Luca
Meisters (1996, Maastricht) is in 2019 afgestudeerd als regisseur aan
de Toneelacademie Maastricht. Ze regisseert zowel theater als film.
Voor
haar afstuderen maakte ze de voorstelling Mijn Leven Onder Water bij het Laagland i.s.m. VIA ZUID, en de korte film Elf (When Birds Fly Low), in
samenwerking met studenten van de Nederlandse Filmacademie. Haar
voorstellingen en films gaan vaak over kinderen of jonge mensen die
worstelen met opgroeien; over het schemergebied tussen kind en
volwassen zijn.
"Waar je bij theater uren lang kunt zoeken met acteurs, en het ook weer om kan gooien, moet je in film sneller knopen doorhakken."

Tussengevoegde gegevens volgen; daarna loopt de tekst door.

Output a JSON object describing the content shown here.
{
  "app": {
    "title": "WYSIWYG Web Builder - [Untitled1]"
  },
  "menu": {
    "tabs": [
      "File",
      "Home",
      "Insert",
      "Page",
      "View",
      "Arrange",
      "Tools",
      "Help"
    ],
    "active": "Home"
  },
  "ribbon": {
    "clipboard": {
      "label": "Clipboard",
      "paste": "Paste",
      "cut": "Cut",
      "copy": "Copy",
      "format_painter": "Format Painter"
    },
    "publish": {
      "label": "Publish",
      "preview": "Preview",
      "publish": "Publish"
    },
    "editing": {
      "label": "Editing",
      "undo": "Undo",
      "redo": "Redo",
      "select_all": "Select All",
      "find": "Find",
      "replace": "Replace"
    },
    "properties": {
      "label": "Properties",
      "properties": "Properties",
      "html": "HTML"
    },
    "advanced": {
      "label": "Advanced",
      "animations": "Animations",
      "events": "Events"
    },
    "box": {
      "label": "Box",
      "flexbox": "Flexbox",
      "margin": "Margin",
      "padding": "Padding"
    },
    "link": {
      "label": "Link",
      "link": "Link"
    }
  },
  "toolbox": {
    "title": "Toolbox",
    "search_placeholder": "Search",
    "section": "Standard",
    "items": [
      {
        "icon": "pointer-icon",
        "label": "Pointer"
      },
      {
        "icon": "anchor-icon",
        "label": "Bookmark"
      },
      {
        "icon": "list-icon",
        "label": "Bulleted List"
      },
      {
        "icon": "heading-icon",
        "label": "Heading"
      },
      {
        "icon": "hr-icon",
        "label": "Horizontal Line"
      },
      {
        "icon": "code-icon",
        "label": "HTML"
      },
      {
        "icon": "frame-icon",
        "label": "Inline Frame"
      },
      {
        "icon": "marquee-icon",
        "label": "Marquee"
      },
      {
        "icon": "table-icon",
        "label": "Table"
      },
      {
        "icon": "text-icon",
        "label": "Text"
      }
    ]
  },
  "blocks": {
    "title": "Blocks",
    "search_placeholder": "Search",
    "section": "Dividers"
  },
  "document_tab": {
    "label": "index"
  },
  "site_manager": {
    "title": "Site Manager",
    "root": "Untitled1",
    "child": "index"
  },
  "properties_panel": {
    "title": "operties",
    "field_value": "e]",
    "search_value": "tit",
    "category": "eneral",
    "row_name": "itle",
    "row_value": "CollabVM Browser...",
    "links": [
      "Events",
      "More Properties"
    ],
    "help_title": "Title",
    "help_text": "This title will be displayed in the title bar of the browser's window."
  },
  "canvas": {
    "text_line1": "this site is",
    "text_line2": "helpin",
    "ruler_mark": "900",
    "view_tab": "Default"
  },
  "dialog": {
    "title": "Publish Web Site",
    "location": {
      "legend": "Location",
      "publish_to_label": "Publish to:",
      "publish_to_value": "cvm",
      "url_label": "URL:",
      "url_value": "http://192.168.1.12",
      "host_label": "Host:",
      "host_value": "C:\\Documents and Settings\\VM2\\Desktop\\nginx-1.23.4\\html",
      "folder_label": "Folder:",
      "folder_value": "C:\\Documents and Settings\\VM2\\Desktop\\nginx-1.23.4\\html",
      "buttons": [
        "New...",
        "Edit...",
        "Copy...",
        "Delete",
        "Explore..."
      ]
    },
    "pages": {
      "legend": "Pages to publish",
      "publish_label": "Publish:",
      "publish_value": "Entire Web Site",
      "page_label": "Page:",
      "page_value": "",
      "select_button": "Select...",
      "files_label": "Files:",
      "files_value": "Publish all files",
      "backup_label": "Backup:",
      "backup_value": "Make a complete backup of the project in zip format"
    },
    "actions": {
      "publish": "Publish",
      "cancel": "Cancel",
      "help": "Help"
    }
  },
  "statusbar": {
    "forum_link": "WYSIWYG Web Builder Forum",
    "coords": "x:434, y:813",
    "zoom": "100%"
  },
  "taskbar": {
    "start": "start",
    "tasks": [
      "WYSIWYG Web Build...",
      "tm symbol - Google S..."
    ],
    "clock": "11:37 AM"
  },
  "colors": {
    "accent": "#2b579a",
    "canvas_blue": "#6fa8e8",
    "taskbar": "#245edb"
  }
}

Regie aan de Toneelacademie
"Ik wist al langer dat ik voor mijn afstuderen aan de regie opleiding van de Toneelacademie Maastricht een korte film wilde maken. Gedurende mijn studie heb ik al vaker gewerkt met film als medium, maar dit was meer in de vorm van video-installaties. Als regisseur aan de Toneelacademie is het niet heel gebruikelijk om af te studeren met een film, maar omdat ik goed kon onderbouwen waarom ik dit wilde doen, werd het goedgekeurd."
"Tijdens
mijn studie heb ik vaker gewerkt met kinderen in voorstellingen en
installaties, en ik wist in mijn derde jaar al dat mijn afstudeerfilm
moest gaan over een meisje dat al jong te groot moet zijn. Ook
wist ik al vrij snel dat het zich voornamelijk af moest spelen in en
rond een huis, en dat ik het spannend vond als de vader afwezig zou
zijn, en het meisje voor haar moeder en broertje zou moeten zorgen.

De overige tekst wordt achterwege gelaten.